The VI should also attract international investors, carefully, for some of its capital projects. The territory certainly doesn’t want to look like a borrowing machine for every major undertaking. Promoting the territory in the area of trade and commerce and forging strategic partnerships will help our economy. Areas that can be considered are agriculture and fisheries, water and sewerage, hospitality, telecommunications and some sort of economic zone for international companies to set up physical offices here to spur job creation.

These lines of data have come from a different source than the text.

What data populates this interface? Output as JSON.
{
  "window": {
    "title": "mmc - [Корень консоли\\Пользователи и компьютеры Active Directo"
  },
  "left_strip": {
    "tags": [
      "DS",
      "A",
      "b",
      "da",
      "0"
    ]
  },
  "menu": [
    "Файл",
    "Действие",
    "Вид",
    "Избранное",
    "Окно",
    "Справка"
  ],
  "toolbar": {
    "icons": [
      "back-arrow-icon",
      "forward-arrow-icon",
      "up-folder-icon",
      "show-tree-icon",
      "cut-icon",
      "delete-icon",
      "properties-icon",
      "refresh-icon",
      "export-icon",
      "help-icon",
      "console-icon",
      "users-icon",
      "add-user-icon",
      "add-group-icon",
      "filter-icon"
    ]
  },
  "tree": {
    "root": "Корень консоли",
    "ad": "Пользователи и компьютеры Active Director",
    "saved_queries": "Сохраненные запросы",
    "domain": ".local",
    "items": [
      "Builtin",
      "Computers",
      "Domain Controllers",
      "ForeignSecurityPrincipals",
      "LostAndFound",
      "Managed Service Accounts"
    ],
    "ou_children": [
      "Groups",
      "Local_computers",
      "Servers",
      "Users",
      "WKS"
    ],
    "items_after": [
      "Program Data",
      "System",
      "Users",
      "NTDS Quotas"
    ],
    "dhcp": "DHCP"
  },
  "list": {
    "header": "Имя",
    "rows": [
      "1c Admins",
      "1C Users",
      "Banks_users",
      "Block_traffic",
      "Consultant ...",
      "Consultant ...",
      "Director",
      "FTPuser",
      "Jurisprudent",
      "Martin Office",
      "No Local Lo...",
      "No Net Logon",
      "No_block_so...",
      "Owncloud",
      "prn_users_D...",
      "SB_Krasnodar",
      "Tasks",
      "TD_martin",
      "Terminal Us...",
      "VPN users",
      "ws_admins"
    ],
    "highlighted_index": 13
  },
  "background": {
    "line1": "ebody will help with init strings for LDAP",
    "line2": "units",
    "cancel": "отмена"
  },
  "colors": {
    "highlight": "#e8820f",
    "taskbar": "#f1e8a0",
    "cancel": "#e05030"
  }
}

Work time and business revenues are lost due to poor internet and telephone connections. Data charges are a big problem that needs to be tackled. Residents are not getting value for money. This is an area that requires meaningful government intervention.


Agriculture and farming

Please refer to comments under business and economy. I see agriculture as more of a development issue rather than a recovery issue given the limited amount of agriculture we produced before the weather events. This area requires great exploration as to how we can achieve sustainability. I believe the territory should seek international partnership to develop this industry to make it sustainable. Therefore, money spent here should go beyond recovery.


Other recommendations

I also suggest the following.

  • Since the youths are our future, revitalise the VI Youth Parliament and engage it in the decision-making process.
  • Have a mandatory evacuation plan in place for any serious disaster threat. People may need to evacuate for medical reasons, for instance, or simply just to save lives.
  • Development of our territory is vital and I look forward to having more information on the proposed expansion of the Terrance B. Lettsome International Airport. However, I do not view this capital project as a part of the recovery process as suggested in the plan. If we do not have a solid investor, then this capital project could be on hold for a while. I note that $50 million was allocated on the cost estimate for the short term, which may indicate more information could be forthcoming. If you separate this capital project from the plan presented to the public, then the suggested financial need is really in the region of $500 million less any other development/expansion projects that are being proposed.